A 2017 study from the Journal of Clinical and Experimental Dentistry shed a bit more light on the subject. The researchers note how the often painful condition certainly isn’t rare and that the bumps also tend to heal on their own fairly quickly. The researchers observed most bumps only lasting between one and 14 days. That said, they unfortunately weren’t able to pin down an exact cause for why they pop up in the first place.
It’s important to keep track of how long the bumps last and whether other symptoms like fever or swollen glands also occur.

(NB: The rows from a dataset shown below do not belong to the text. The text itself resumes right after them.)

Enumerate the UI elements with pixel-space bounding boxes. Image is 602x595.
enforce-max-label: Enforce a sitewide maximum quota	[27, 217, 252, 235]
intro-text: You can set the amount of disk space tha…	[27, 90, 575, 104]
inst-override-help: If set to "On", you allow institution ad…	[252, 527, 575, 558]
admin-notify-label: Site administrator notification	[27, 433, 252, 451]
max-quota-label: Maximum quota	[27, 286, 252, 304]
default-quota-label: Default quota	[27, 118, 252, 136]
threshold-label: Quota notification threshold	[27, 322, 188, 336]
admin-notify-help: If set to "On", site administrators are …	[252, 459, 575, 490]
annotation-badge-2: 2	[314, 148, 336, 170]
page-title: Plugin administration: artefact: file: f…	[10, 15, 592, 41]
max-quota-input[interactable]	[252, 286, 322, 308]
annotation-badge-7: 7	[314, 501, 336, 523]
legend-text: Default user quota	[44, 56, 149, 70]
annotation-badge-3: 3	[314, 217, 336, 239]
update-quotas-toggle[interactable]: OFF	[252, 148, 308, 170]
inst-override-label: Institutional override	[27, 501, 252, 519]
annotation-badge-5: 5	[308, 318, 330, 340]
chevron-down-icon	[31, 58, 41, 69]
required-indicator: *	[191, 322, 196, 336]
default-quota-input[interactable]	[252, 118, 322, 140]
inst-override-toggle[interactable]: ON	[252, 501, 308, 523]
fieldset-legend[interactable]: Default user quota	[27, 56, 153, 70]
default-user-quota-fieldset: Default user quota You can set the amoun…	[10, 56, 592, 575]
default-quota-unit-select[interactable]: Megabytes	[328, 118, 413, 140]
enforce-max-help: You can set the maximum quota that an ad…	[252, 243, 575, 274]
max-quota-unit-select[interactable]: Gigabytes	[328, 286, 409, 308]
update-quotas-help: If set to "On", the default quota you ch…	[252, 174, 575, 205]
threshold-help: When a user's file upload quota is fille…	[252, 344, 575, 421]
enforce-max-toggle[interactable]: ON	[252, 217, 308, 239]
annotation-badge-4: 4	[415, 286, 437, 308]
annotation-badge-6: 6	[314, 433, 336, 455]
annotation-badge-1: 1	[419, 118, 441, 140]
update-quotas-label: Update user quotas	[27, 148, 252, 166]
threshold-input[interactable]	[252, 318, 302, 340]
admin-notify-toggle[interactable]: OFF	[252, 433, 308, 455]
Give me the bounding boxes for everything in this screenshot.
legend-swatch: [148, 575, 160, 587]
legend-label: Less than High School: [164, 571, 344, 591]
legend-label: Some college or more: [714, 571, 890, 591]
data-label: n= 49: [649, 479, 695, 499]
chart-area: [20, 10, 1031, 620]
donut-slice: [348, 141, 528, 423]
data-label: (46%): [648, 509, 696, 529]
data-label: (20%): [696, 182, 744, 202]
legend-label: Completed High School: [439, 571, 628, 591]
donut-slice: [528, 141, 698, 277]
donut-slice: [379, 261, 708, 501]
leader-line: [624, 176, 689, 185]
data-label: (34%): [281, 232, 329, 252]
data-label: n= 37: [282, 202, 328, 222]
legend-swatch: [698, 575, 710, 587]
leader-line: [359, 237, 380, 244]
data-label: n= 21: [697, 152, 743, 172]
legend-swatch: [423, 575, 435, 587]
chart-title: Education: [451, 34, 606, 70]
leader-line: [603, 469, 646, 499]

These could all point to signs that the condition is actually eruptive lingual papillitis instead, which is more common in children and is caused by a contagious virus.
Although there’s still no clear understanding of what causes normal “lie bumps,” MedicalNewsToday lists these potential factors:
- Foods high in acid or sugar, or that are very spicy
- Stress and inflammation
- Biting the tongue
- Food allergies
The bumps usually disappear after just a few days, but you can try treating them by rinsing with salt water, brushing your teeth after every meal, and using mouthwash to reduce bacteria in your mouth. If it doesn’t get any better after two weeks, or the bumps become more irritated, you should definitely make an appointment with your doctor. Otherwise, just wait and breathe a sigh of relief that the annoying condition doesn’t actually pop up every time we tell a little white lie. Depending on how honest you’re feeling, you would be dealing with the issue pretty much constantly if the old wives’ tale had any truth to it.